Primitivamente se llamó Altos de San Pedro, delimitado por las actuales calles Chile, Piedras, Avda. Caseros, Defensa, Avda. Martín García, Avda. Paseo Colón, Avda. Brasil, Avda. Ingeniero Huergo. Estaba poblado por los trabajadores del puerto. Junto con el cercano Monserrat fue el barrio más negro de Buenos Aires, llamándose “Barrio Sur“, en oposición al “Barrio Norte” de San Nicolás.

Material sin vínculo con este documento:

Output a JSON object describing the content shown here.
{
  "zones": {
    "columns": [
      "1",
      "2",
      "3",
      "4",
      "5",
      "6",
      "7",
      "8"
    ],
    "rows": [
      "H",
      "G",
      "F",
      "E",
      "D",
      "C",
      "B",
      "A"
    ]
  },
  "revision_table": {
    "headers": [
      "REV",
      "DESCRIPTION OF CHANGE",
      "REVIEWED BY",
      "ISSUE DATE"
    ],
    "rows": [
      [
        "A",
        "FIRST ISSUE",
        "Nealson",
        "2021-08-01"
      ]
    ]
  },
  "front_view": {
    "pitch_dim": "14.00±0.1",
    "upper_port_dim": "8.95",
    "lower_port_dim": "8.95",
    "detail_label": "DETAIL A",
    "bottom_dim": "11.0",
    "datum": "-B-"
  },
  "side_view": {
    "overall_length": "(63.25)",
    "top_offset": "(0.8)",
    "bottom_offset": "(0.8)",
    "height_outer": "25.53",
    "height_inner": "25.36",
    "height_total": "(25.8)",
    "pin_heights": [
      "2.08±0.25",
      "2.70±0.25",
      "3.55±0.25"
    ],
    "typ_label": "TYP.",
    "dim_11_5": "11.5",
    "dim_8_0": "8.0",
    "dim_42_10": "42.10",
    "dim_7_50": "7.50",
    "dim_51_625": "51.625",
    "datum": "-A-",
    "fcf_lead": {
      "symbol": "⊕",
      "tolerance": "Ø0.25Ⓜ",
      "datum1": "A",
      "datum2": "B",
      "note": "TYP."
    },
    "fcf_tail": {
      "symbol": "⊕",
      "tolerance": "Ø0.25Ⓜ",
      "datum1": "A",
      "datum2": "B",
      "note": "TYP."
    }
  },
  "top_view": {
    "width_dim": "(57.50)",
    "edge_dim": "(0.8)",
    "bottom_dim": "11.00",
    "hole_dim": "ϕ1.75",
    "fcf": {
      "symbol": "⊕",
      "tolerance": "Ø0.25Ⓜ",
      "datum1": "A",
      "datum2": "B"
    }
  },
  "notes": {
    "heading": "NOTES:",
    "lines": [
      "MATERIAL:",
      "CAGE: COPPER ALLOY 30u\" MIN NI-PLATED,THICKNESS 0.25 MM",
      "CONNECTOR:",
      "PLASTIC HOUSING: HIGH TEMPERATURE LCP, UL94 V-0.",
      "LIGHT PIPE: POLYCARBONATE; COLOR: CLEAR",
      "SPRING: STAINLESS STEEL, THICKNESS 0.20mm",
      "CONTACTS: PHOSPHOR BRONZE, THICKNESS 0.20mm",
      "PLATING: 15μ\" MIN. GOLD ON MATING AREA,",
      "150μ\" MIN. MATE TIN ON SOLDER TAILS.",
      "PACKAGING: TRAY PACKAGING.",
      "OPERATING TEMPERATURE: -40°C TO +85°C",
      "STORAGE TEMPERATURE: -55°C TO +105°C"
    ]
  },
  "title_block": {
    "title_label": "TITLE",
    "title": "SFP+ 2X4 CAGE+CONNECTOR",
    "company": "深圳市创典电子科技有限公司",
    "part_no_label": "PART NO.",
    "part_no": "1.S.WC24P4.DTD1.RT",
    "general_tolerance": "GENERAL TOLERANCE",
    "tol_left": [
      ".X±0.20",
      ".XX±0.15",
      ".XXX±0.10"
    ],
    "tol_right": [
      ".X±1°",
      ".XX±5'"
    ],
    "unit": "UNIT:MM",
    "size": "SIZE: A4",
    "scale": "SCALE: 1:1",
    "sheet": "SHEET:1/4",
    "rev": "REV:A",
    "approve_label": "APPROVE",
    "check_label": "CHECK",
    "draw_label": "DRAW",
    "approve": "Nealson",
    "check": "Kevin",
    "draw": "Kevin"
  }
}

Este tradicional barrio, en un rincón del sur de la ciudad, conserva su imagen antigua, con casas de época colonial y calles empedradas. Pueden entre otras cosas verse antiguas iglesias, museos, anticuarios y la feria dominical de antigüedades de la Plaza Dorrego. Desde la primera casa de la moneda, hasta la sede del archivo ejecutivo, el barrio encierra en menos de un kilómetro y medio cuadrado algunos de los lugares más llamativos de la ciudad. Una curiosidad es la Casa Mínima, la casa más angosta de la ciudad, que tiene un frente de 2,5 metros de ancho y 13 de profundidad. Se trata de una propiedad residual de una propiedad mayor, construida entre fines del siglo XVIII y principios del siglo XIX. Encontraremos también lugares tales como la Iglesia Dinamarquesa, un templo luterano inaugurado en 1931, con una fachada de estilo neogótico, la casa de Castagnino, donde vivió el celebre pintor, que hoy alberga exhibiciones temporarias de arte. Así también la casa del poeta Esteban de Luca, un militar, periodista y escritor, aquí solía reunirse la intelectualidad porteña del siglo XVIII, incluyendo a varios protagonistas de la revolución de mayo; el museo penitenciario que emplazado en la antigua cárcel de mujeres, exhibe, desde 1980, elementos del sistema presidiario argentino; la iglesia de San Pedro Telmo, construida por los jesuitas en 1934; el Pasaje de la Defensa, un claro ejemplo de un conventillo de los años 30: el Museo de Arte Moderno, y una innumerable sería de atracciones que hacen a este un centro histórico y turístico imperdible e incomparable.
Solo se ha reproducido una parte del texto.